Brain metastases represent a significant challenge in cancer care, affecting approximately 150,000 to 200,000 individuals annually. Among patients with stage 4 breast cancer, an estimated 10–15% develop metastatic tumors in the brain, often requiring surgical intervention. While conventional magnetic resonance imaging (MRI) is routinely used for diagnosis and treatment planning, it provides limited visualization of white matter fiber tracts that are critical for preserving neurological function during tumor resection. Diffusion-tensor imaging (DTI) is an advanced neuroimaging technique that addresses this limitation by mapping the microstructural organization of white matter through directional water diffusion.
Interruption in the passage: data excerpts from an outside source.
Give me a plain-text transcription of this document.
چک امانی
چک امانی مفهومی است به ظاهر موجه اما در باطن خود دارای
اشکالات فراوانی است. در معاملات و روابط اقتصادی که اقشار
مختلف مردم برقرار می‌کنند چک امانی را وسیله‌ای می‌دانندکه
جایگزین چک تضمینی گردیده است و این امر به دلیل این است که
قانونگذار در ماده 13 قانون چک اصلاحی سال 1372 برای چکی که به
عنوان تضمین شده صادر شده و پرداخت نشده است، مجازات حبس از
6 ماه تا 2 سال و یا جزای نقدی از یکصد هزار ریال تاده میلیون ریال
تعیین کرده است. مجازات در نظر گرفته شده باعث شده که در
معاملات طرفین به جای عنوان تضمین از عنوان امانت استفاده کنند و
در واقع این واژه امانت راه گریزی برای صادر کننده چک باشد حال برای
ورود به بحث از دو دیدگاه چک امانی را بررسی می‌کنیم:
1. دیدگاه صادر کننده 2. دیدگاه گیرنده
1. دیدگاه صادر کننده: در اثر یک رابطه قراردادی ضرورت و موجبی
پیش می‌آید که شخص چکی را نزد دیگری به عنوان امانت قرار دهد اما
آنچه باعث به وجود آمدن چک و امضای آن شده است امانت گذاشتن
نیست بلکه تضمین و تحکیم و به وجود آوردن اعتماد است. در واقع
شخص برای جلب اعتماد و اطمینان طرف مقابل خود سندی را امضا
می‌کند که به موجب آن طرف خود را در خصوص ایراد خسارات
This presentation explores the role of DTI as a translational imaging tool in cancer research and neuro- oncology, highlighting its application in pre- and post-surgical planning for patients with brain metastases. DTI employs gradient pulses that selectively capture diffusion patterns, enabling visualization of fiber tract displacement, compression, or disruption caused by tumor growth. Imaging outputs can be represented quantitatively or through three-dimensional glyphs, offering clinicians detailed insights into tumor–brain interactions that are not discernible with standard MRI.
A representative clinical case involving a 45-year-old patient with stage 4 breast cancer and brain metastases demonstrates how DTI-guided imaging enabled precise identification of tumor-affected regions and preserved neural pathways. This information informed surgical strategy and contributed to successful tumor removal while minimizing neurological risk. The presentation also discusses the broader implications of DTI in cancer research, including its potential integration with AI-driven predictive models to enhance surgical decision-making and personalize treatment strategies. Future prospective cohort studies are proposed to further validate DTI’s role in improving outcomes for patients with metastatic brain tumors.